Limits on Groundwater‐Surface Water Fluxes Derived from Temperature Time Series: Defining Resolution‐Based Thresholds

Abstract

AbstractHeat as a tracer is frequently used to quantify Darcy fluxes across the groundwater‐surface water interface. Often quantified through the analysis of diurnal or annual periodic temperature signals, these temperature time series methods rely on the advective transport of heat by flowing water perturbing the periodic conducted heat signal. Multiple methodologies have been developed that rely on temperature time series data collected from at least two unique depths a set distance apart. However, the lower limits at which these methods can no longer reliably quantify a Darcy flux are not well established. To examine these lower limits, synthetic temperature time series data were generated using a numerical model for various combinations of head gradients, sensor spacing, and thermal properties of the sediment. Darcy fluxes were subsequently quantified using the combined method and directly compared to prescribed Darcy fluxes.
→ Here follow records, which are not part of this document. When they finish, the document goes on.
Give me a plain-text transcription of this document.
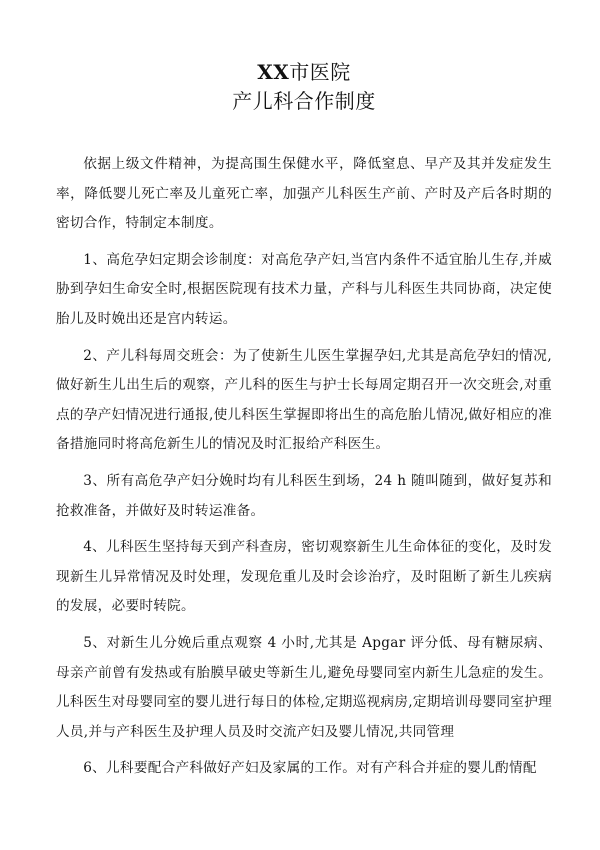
XX市医院
产儿科合作制度

依据上级文件精神，为提高围生保健水平，降低窒息、早产及其并发症发生率，降低婴儿死亡率及儿童死亡率，加强产儿科医生产前、产时及产后各时期的密切合作，特制定本制度。

1、高危孕妇定期会诊制度：对高危孕产妇,当宫内条件不适宜胎儿生存,并威胁到孕妇生命安全时,根据医院现有技术力量，产科与儿科医生共同协商，决定使胎儿及时娩出还是宫内转运。

2、产儿科每周交班会：为了使新生儿医生掌握孕妇,尤其是高危孕妇的情况,做好新生儿出生后的观察，产儿科的医生与护士长每周定期召开一次交班会,对重点的孕产妇情况进行通报,使儿科医生掌握即将出生的高危胎儿情况,做好相应的准备措施同时将高危新生儿的情况及时汇报给产科医生。

3、所有高危孕产妇分娩时均有儿科医生到场，24 h 随叫随到，做好复苏和抢救准备，并做好及时转运准备。

4、儿科医生坚持每天到产科查房，密切观察新生儿生命体征的变化，及时发现新生儿异常情况及时处理，发现危重儿及时会诊治疗，及时阻断了新生儿疾病的发展，必要时转院。

5、对新生儿分娩后重点观察 4 小时,尤其是 Apgar 评分低、母有糖尿病、母亲产前曾有发热或有胎膜早破史等新生儿,避免母婴同室内新生儿急症的发生。儿科医生对母婴同室的婴儿进行每日的体检,定期巡视病房,定期培训母婴同室护理人员,并与产科医生及护理人员及时交流产妇及婴儿情况,共同管理

6、儿科要配合产科做好产妇及家属的工作。对有产科合并症的婴儿酌情配
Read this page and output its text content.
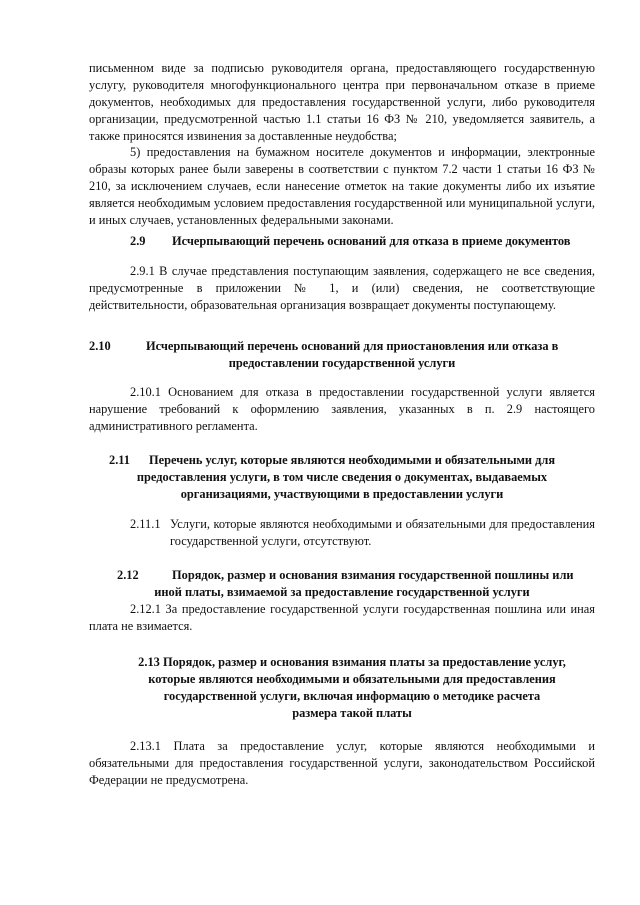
письменном виде за подписью руководителя органа, предоставляющего государственную услугу, руководителя многофункционального центра при первоначальном отказе в приеме документов, необходимых для предоставления государственной услуги, либо руководителя организации, предусмотренной частью 1.1 статьи 16 ФЗ № 210, уведомляется заявитель, а также приносятся извинения за доставленные неудобства;

5) предоставления на бумажном носителе документов и информации, электронные образы которых ранее были заверены в соответствии с пунктом 7.2 части 1 статьи 16 ФЗ № 210, за исключением случаев, если нанесение отметок на такие документы либо их изъятие является необходимым условием предоставления государственной или муниципальной услуги, и иных случаев, установленных федеральными законами.

2.9 Исчерпывающий перечень оснований для отказа в приеме документов

2.9.1 В случае представления поступающим заявления, содержащего не все сведения, предусмотренные в приложении № 1, и (или) сведения, не соответствующие действительности, образовательная организация возвращает документы поступающему.

2.10	Исчерпывающий перечень оснований для приостановления или отказа в

предоставлении государственной услуги

2.10.1 Основанием для отказа в предоставлении государственной услуги является нарушение требований к оформлению заявления, указанных в п. 2.9 настоящего административного регламента.

2.11 Перечень услуг, которые являются необходимыми и обязательными для

предоставления услуги, в том числе сведения о документах, выдаваемых

организациями, участвующими в предоставлении услуги

2.11.1 Услуги, которые являются необходимыми и обязательными для предоставления государственной услуги, отсутствуют.

2.12	Порядок, размер и основания взимания государственной пошлины или

иной платы, взимаемой за предоставление государственной услуги

2.12.1 За предоставление государственной услуги государственная пошлина или иная плата не взимается.

2.13 Порядок, размер и основания взимания платы за предоставление услуг,

которые являются необходимыми и обязательными для предоставления

государственной услуги, включая информацию о методике расчета

размера такой платы

2.13.1 Плата за предоставление услуг, которые являются необходимыми и обязательными для предоставления государственной услуги, законодательством Российской Федерации не предусмотрена.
The dimensionless Péclet number, representing the ratio of advective to conductive heat flux, was used to establish threshold values at which the combined amplitude ratio and phase shift method was no longer able to reliably quantify a Darcy flux. The lowest recharge Darcy flux that can be quantified ranges from 0.07 to 0.2 m/day, dependent on the resolution of the sensor used to collect data, a narrower range than previously reported. When transitioning to a field setting, where the accuracy of Darcy fluxes is not known, a newly developed relationship between the true and inferred Péclet numbers can be used to evaluate quantified Darcy fluxes for accuracy.